Istanbul, capitale économique de Turquie qui compte quelque 16 millions d'habitants, est l'épicentre de l'épidémie de nouveau coronavirus dans le pays.

Mercredi, le ministre de la Santé avait indiqué que 117 personnes malades du Covid-19 étaient décédées à Istanbul et que 60% des cas enregistrés en Turquie l'avaient été dans cette ville.

Selon le dernier bilan officiel publié jeudi soir, plus de 18.000 cas de coronavirus ont été recensés en Turquie, dont 356 mortels.  

En dépit de la progression de plus en plus rapide du nombre de personnes infectées ces derniers jours en Turquie, le gouvernement n'a pour l'instant pas annoncé de confinement généralisé.

A l'heure actuelle, seuls les plus de 65 ans et les personnes atteintes de maladies chroniques ont été sommées de rester chez elles, sous peine d'amende. Les manifestations et rassemblements ont en outre été interdits et les restaurants, cafés et autres espaces collectifs fermés.

Même en l'absence de confinement obligatoire, de nombreux habitants d'Istanbul se sont cloîtrés.

L'emblématique place Taksim, habituellement noire de monde, est devenue le terrain de jeu des pigeons et des chiens errants. Et les rares passants qui se risquent sur l'avenue Istiklal, les "Champs Elysées d'Istanbul", pressent le pas en rasant les murs.

Mais pour M. Imamoglu, ce n'est pas suffisant. "Même si seulement 15% de la population sort, on arrive vite à deux millions de personnes (...) Cela pose potentiellement un risque sérieux", souligne Ekrem Imamoglu. 

Le gouvernent a prévenu que des "mesures plus strictes" pourraient être prises si besoin, sans évoquer de confinement total.

"Toutes les mesures qui ont été prises sont bonnes.
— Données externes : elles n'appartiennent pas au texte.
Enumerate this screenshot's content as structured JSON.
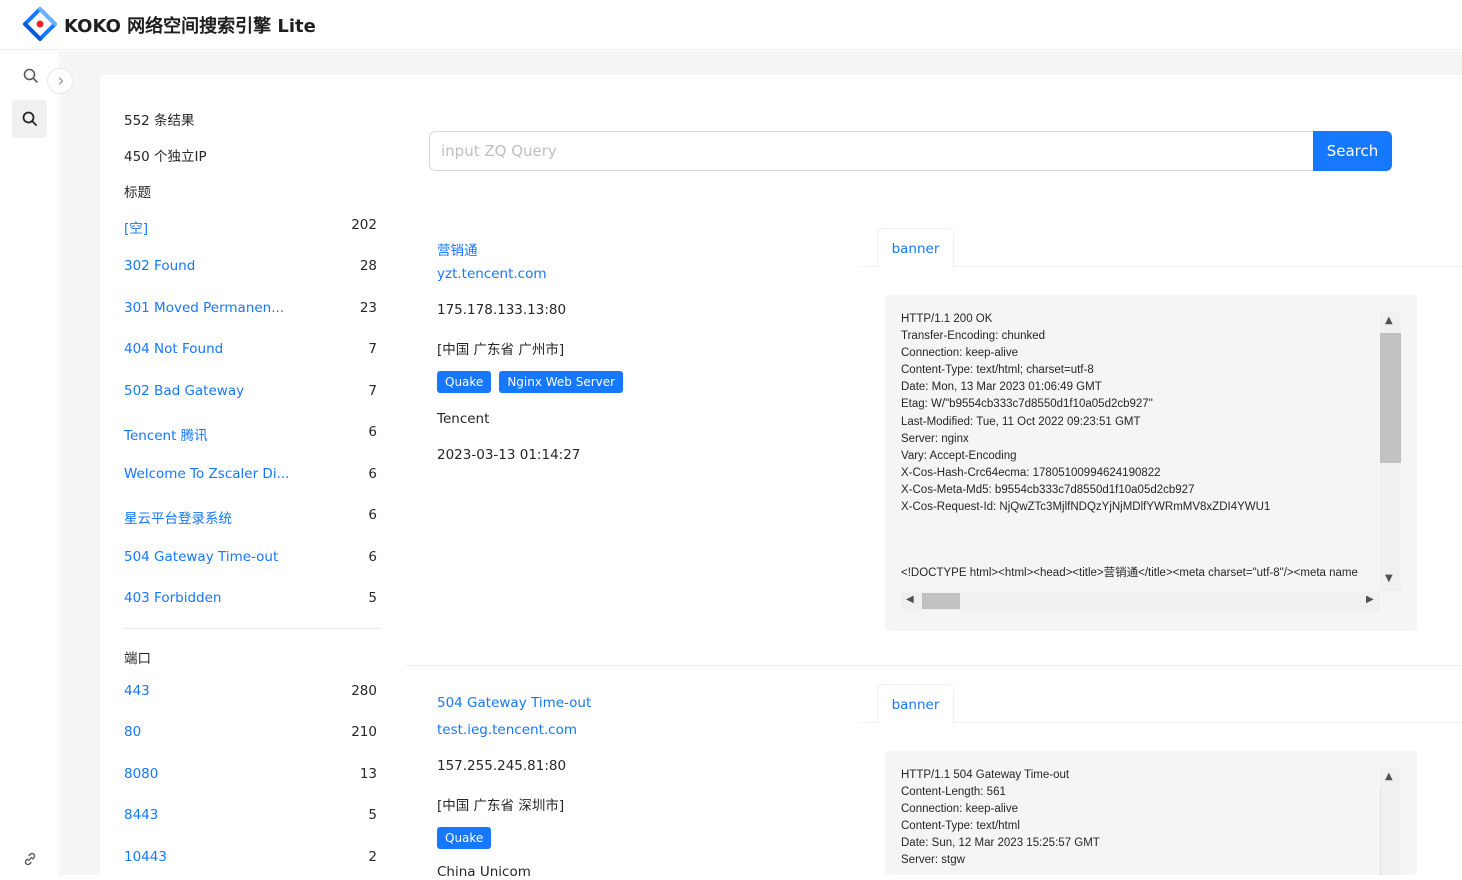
{
  "app": {
    "title": "KOKO 网络空间搜索引擎 Lite"
  },
  "stats": {
    "results": "552 条结果",
    "unique_ips": "450 个独立IP"
  },
  "facets": {
    "title_heading": "标题",
    "titles": [
      {
        "label": "[空]",
        "count": "202"
      },
      {
        "label": "302 Found",
        "count": "28"
      },
      {
        "label": "301 Moved Permanen...",
        "count": "23"
      },
      {
        "label": "404 Not Found",
        "count": "7"
      },
      {
        "label": "502 Bad Gateway",
        "count": "7"
      },
      {
        "label": "Tencent 腾讯",
        "count": "6"
      },
      {
        "label": "Welcome To Zscaler Di...",
        "count": "6"
      },
      {
        "label": "星云平台登录系统",
        "count": "6"
      },
      {
        "label": "504 Gateway Time-out",
        "count": "6"
      },
      {
        "label": "403 Forbidden",
        "count": "5"
      }
    ],
    "port_heading": "端口",
    "ports": [
      {
        "label": "443",
        "count": "280"
      },
      {
        "label": "80",
        "count": "210"
      },
      {
        "label": "8080",
        "count": "13"
      },
      {
        "label": "8443",
        "count": "5"
      },
      {
        "label": "10443",
        "count": "2"
      }
    ]
  },
  "search": {
    "placeholder": "input ZQ Query",
    "value": "",
    "button_label": "Search"
  },
  "results": [
    {
      "title": "营销通",
      "domain": "yzt.tencent.com",
      "address": "175.178.133.13:80",
      "location": "[中国 广东省 广州市]",
      "tags": [
        "Quake",
        "Nginx Web Server"
      ],
      "org": "Tencent",
      "time": "2023-03-13 01:14:27",
      "tab_label": "banner",
      "banner": [
        "HTTP/1.1 200 OK",
        "Transfer-Encoding: chunked",
        "Connection: keep-alive",
        "Content-Type: text/html; charset=utf-8",
        "Date: Mon, 13 Mar 2023 01:06:49 GMT",
        "Etag: W/\"b9554cb333c7d8550d1f10a05d2cb927\"",
        "Last-Modified: Tue, 11 Oct 2022 09:23:51 GMT",
        "Server: nginx",
        "Vary: Accept-Encoding",
        "X-Cos-Hash-Crc64ecma: 17805100994624190822",
        "X-Cos-Meta-Md5: b9554cb333c7d8550d1f10a05d2cb927",
        "X-Cos-Request-Id: NjQwZTc3MjlfNDQzYjNjMDlfYWRmMV8xZDI4YWU1",
        "",
        "",
        "",
        "<!DOCTYPE html><html><head><title>营销通</title><meta charset=\"utf-8\"/><meta name"
      ]
    },
    {
      "title": "504 Gateway Time-out",
      "domain": "test.ieg.tencent.com",
      "address": "157.255.245.81:80",
      "location": "[中国 广东省 深圳市]",
      "tags": [
        "Quake"
      ],
      "org": "China Unicom",
      "time": "",
      "tab_label": "banner",
      "banner": [
        "HTTP/1.1 504 Gateway Time-out",
        "Content-Length: 561",
        "Connection: keep-alive",
        "Content-Type: text/html",
        "Date: Sun, 12 Mar 2023 15:25:57 GMT",
        "Server: stgw"
      ]
    }
  ]
}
Mais elles auraient dû être prises avant", estime M. Imamoglu. "Ce qu'on a pu voir ailleurs, c'est que plus les mesures sont prises tôt, meilleurs sont les résultats. Dire +attendons un peu+, c'est ne pas comprendre cette maladie", ajoute-t-il.

"Pas de réponse" 

M. Imamoglu indique qu'il a transmis au gouvernement son appel à mettre en place un confinement --une prérogative régalienne--, mais qu'il n'a "pas reçu de réponse" à ce jour.

Issu du principal parti d'opposition, le CHP (social-démocrate), M. Imamoglu a été élu maire d'Istanbul l'an dernier, une fonction qui l'a propulsé au rang de principal opposant du président Erdogan.

Au lieu de donner lieu à une union sacrée, le défi posé par le SARS-CoV-2 a renforcé la rivalité entre les deux responsables, accentuant le risque d'un manque de coordination pour gérer l'épidémie à Istanbul.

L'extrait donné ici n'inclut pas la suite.